Koizumi told the NATO-Indo-Pacific partners meeting that the security of the Indo-Pacific and Euro-Atlantic regions was now indivisible, and that no country could defend itself alone. Rutte said NATO wanted to strengthen relations with its Indo-Pacific partners to respond to international challenges, according to Japan’s Defence Ministry.
The most concrete step came in Koizumi’s meeting with Danish Defence Minister Jeppe Bruus. The two governments agreed to begin drafting a memorandum on defence cooperation and exchanges, and to launch a new consultation framework between defence authorities. It was the first Japan-Denmark defence ministers’ meeting in seven years.
That gives Japan a new opening with a northern European state whose strategic concerns increasingly overlap with its own. Denmark is focused on Russia, the Baltic Sea, the Arctic and the defence of undersea infrastructure. Japan is focused on China, North Korea and the Western Pacific. Both sit near contested maritime routes and depend on American power, even as they look for more resilient networks among US allies.
Koizumi’s meeting with Swedish Defence Minister Pål Jonson was less specific, but pointed in the same direction. The two ministers welcomed progress in bilateral cooperation, including defence equipment and technology, and agreed to keep working together on the basis that Euro-Atlantic and Indo-Pacific security are inseparable.
The Netherlands meeting added another piece to the same pattern. Koizumi and Dutch Deputy Prime Minister and Defence Minister Dilan Yeşilgöz-Zegerius welcomed steady progress in Japan-Netherlands defence cooperation and agreed to strengthen it further. The two ministers also reaffirmed that Euro-Atlantic and Indo-Pacific security are indivisible, and said they would work together to create a security environment that does not tolerate unilateral attempts to change the status quo by force.

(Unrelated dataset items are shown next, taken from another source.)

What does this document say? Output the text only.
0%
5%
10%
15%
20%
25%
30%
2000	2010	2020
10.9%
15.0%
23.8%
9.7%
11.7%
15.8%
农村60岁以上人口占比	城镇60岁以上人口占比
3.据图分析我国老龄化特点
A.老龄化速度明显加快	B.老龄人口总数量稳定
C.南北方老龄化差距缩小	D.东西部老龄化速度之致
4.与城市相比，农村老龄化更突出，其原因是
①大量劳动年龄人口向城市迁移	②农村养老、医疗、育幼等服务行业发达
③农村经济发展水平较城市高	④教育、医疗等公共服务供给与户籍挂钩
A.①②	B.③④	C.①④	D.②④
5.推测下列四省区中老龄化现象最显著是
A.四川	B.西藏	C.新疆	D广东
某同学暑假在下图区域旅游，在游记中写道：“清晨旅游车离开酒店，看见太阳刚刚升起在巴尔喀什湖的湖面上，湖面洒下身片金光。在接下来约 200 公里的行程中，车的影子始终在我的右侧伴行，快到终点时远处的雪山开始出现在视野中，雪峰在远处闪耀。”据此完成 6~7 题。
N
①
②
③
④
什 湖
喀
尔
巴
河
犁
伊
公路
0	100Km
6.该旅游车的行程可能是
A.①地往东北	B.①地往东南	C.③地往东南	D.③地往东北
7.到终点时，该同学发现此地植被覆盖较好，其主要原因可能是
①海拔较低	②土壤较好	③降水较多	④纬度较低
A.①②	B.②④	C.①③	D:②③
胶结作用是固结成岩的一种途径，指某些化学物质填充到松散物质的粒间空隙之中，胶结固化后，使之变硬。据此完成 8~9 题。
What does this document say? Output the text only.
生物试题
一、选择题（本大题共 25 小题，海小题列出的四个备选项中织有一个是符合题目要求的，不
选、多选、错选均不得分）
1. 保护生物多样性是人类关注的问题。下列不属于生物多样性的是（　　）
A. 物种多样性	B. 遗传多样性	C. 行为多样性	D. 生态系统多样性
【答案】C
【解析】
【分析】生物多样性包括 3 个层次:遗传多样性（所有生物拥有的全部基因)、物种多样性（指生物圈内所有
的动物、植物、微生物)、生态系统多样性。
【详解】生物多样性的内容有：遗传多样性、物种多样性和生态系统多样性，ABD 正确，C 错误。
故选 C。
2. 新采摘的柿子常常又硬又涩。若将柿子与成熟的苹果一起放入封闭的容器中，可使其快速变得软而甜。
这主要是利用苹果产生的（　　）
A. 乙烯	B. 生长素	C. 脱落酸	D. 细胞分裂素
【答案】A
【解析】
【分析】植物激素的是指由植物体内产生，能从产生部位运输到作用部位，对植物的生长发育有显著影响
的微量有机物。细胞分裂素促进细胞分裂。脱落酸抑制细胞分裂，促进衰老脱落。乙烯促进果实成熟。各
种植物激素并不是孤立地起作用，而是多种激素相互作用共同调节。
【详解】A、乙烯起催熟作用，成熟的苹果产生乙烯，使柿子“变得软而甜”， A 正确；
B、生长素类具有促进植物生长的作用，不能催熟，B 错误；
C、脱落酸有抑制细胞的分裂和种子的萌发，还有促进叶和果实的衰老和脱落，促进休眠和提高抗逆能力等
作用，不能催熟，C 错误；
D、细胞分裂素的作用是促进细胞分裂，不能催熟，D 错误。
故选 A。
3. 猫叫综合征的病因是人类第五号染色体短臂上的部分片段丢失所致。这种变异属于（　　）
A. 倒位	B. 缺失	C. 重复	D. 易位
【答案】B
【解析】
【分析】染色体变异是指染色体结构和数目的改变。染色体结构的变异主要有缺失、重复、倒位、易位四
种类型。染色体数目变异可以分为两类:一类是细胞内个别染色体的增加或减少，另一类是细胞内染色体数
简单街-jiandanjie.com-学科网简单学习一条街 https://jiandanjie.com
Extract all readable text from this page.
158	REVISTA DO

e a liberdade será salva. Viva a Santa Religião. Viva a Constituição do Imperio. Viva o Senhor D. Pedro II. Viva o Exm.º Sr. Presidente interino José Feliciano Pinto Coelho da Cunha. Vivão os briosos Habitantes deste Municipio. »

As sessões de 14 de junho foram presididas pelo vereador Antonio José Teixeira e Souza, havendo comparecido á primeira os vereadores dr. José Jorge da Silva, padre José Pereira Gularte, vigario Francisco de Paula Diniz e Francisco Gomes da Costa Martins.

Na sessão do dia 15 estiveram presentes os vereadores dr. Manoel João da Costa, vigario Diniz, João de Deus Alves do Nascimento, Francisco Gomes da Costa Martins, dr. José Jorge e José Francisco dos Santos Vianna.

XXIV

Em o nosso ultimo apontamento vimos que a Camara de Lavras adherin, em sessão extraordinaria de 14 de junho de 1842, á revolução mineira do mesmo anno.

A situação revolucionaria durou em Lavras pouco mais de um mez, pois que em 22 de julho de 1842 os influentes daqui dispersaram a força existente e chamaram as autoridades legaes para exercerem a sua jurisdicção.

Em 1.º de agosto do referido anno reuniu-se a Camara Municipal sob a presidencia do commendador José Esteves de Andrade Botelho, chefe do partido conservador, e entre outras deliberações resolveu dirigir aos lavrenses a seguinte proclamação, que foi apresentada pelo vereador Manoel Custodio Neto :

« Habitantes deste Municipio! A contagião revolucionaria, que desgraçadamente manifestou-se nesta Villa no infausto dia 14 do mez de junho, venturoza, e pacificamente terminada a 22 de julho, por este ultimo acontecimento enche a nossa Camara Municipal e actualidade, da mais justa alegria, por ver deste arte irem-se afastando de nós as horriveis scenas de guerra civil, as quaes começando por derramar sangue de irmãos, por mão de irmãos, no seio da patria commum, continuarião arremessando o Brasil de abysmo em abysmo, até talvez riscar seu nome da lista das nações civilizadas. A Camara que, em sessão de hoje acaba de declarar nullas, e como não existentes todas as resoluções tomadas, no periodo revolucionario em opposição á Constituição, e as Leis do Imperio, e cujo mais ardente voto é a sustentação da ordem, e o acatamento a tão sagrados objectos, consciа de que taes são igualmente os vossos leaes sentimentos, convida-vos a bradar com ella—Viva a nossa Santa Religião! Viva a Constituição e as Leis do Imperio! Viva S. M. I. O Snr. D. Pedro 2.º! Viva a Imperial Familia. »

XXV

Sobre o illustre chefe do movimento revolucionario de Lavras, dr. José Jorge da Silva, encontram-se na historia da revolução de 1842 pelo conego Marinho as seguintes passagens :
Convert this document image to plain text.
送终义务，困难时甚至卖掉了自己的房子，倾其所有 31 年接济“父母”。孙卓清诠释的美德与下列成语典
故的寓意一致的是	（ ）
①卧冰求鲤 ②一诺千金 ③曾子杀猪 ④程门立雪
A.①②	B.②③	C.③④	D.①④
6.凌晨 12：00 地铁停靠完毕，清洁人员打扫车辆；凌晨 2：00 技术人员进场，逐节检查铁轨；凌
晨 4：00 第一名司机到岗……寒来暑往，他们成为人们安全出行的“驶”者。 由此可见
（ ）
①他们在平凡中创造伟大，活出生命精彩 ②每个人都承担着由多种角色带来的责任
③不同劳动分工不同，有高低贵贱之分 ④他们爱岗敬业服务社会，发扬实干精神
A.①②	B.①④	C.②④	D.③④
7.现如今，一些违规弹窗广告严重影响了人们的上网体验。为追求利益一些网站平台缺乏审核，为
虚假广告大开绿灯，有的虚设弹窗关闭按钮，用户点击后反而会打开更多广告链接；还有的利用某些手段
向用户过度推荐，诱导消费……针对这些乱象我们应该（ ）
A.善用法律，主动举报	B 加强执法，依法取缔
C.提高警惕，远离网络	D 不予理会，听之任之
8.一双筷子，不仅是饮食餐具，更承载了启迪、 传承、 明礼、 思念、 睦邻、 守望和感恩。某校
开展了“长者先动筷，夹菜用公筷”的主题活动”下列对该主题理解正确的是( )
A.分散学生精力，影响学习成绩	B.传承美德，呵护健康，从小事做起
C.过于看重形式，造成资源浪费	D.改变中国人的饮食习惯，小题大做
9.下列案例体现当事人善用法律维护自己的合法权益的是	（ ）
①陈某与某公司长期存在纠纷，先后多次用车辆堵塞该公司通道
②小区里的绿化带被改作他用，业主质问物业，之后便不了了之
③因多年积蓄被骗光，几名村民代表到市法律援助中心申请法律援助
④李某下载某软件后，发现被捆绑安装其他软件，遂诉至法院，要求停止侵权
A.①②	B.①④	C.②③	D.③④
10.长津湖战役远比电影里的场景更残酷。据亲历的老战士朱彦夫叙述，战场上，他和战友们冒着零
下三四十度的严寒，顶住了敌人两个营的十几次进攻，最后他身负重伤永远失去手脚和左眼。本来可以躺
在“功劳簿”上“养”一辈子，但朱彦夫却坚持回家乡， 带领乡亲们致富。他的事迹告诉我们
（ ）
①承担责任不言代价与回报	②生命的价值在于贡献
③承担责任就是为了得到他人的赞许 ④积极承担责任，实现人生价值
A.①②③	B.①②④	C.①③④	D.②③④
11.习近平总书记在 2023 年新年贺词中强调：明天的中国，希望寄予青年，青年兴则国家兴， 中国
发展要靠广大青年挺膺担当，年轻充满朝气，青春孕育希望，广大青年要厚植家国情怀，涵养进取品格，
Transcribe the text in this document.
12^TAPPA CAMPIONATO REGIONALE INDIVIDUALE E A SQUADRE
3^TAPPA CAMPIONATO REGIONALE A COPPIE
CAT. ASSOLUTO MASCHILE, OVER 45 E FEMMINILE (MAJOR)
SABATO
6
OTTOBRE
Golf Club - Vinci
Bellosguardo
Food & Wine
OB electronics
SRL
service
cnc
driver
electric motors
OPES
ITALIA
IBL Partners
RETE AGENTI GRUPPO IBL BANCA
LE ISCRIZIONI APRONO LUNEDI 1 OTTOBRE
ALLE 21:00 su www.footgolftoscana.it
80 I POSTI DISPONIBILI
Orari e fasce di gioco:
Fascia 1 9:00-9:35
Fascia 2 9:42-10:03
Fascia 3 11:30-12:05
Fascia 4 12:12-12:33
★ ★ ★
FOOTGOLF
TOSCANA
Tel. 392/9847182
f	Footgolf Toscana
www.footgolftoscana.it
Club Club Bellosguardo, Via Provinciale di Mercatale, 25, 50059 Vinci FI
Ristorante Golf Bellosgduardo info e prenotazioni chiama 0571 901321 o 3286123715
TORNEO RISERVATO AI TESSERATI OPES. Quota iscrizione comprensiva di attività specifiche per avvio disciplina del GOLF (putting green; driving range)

Turkey also emerged as more than the host. Koizumi and Turkish Defence Minister Yasar Guler agreed to work toward a new memorandum on defence cooperation and exchanges, expanding a statement of intent signed in 2012. The two sides also pointed to growing cooperation in high-level visits, unit exchanges and defence equipment and technology.
The wider NATO meeting gave those bilateral moves a broader frame. Rutte and the Indo-Pacific partners discussed Russia’s invasion of Ukraine, China-related challenges, North Korea, Iran, cyber, strategic communications, technology and defence-industrial cooperation. NATO also thanked Japan and the other Indo-Pacific partners for their support for Ukraine.
Japan’s separate meeting with NATO Deputy Secretary General Radmila Sekerinska underscored that practical dimension. The two sides welcomed progress in Japan-NATO defence cooperation, including defence equipment and industrial cooperation and the dispatch of Self-Defence Forces personnel to NATO Security Assistance and Training for Ukraine, the alliance’s Ukraine support and training organisation.
For Tokyo, the logic is both diplomatic and operational. Japan wants Europe more engaged in Asia, but it is also positioning itself as a defence partner to Europe, not merely a regional state asking for attention. The NATO summit gave Koizumi a platform to reinforce that message with several governments at once.